O Caso das Urnas

“O Legionário”, N.º 158, 11 de novembro de 1934

 

Quanta celeuma em torno do famoso caso da inviolabilidade das urnas! No entanto, se procurarmos investigar as verdadeiras causas de tanta paixão, encontraremos apenas, de uma parte e de outra, o ardor partidário, alimentado por ódios facciosos e interesses subalternos a que são inteiramente alheios os altos e verdadeiros interesses do país.

Enquanto se discute a inviolabilidade das urnas, e a segurança real ou ilusória das famosas fechaduras Yale, que o Major Levy tornou célebres, os verdadeiros problemas nacionais continuam votados ao abandono.

Queremos falar hoje especialmente do problema comunista.

Não achamos que ele não exista. Ele é real, mas existe apenas na medida estrita em que a polícia sonolenta de nossa sociedade burguesa o tolerar.

Como perigo remoto, o comunismo só pode ser evitado pela recristianização da sociedade, especialmente no que diz respeito à família e às relações entre o capital e o trabalho. A inobservância dos preceitos católicos, neste terreno, vai produzindo um mal estar social crescente que, em futuro menos próximo, gerará graves comoções sociais.

Neste sentido, o perigo comunista é real, tremendo, indiscutível e só um tolo pretenderá resolvê-lo, na imensa complexidade dos seus aspectos, a tiro ou a pata de cavalos.

Isto posto, podemos afirmar também, e desassombradamente, que a preservação da ordem social contra a fermentação comunista de encomenda, que ora fervilha em São Paulo, é única e exclusivamente uma questão de polícia e pata de cavalo.

Para o perigo comunista remoto a que acima me referi, o remédio único deve ter apenas os dois ingredientes cristãos da justiça e da caridade.

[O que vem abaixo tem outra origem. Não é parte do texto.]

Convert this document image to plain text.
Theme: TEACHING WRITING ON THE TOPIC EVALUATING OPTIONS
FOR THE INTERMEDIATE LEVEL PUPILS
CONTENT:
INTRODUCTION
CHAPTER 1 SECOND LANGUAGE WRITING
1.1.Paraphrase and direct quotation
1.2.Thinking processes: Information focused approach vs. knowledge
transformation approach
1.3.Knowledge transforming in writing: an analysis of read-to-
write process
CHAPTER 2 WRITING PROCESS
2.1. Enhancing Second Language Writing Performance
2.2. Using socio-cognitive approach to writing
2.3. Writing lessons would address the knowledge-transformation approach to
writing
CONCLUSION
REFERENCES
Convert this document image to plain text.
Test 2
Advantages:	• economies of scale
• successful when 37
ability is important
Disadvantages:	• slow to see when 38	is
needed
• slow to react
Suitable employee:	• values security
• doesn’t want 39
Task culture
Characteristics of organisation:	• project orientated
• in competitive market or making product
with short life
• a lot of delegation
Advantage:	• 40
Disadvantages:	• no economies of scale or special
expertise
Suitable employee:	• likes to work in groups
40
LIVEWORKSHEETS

Para a fermentação comunista de efeitos imediatos, varia o receituário, que passará a se compor de dois outros ingredientes, também cristãos: habilidade e energia.

Tomo nos jornais a notícia de um crime qualquer; por exemplo o de uma casa assaltada por um ladrão no caminho de Santo Amaro. Foram roubados aos proprietários, pobres portugueses, o brinco dourado em forma de argola, da mulher e, do marido, o relógio de ouro duvidoso, adquirido por ocasião do casamento.

Como se trata de atentado à propriedade particular, a polícia se põe em campo, procura o ladrão em todos os Estados vizinhos, e acaba por descobri-lo no Triângulo mineiro. É um [indivíduo] que vem a São Paulo escoltado como se fosse uma fera ou um réptil. Começam os interrogatórios. E, dentro em pouco, se sabe exatamente onde comprou as ferramentas com que violou o lar alheio, de onde lhe veio o dinheiro para tal compra, etc., etc., até o mínimo detalhe, inclusive a hora exata em que parou na venda para, cometido o roubo, sorver um trago de pinga.

Outra página do mesmo [jornal]: mata-se no Largo da Sé, conspira-se contra a propriedade privada - e não mais contra um par de brincos de “ouro” sem quilate - contra toda a ordem social e a família - e a polícia não sabe de onde vêm as armas, de onde vem o dinheiro, de onde os conspiradores estrangeiros que conduzem a sinistra farândola dos conspiradores pelas ruas.

Não julgamos grave a situação senão pela curteza de vistas da polícia que nos deveria garantir.

É necessário que a atenção do público e das autoridades se retire enfim das ranhuras das urnas, para as ranhuras muito mais importantes dos cofres em que guardam nossas tradições religiosas, morais e familiares. Aí estão os arrombadores de Moscou, que tentam roubar-nos tais tesouros, enquanto a polícia... dorme.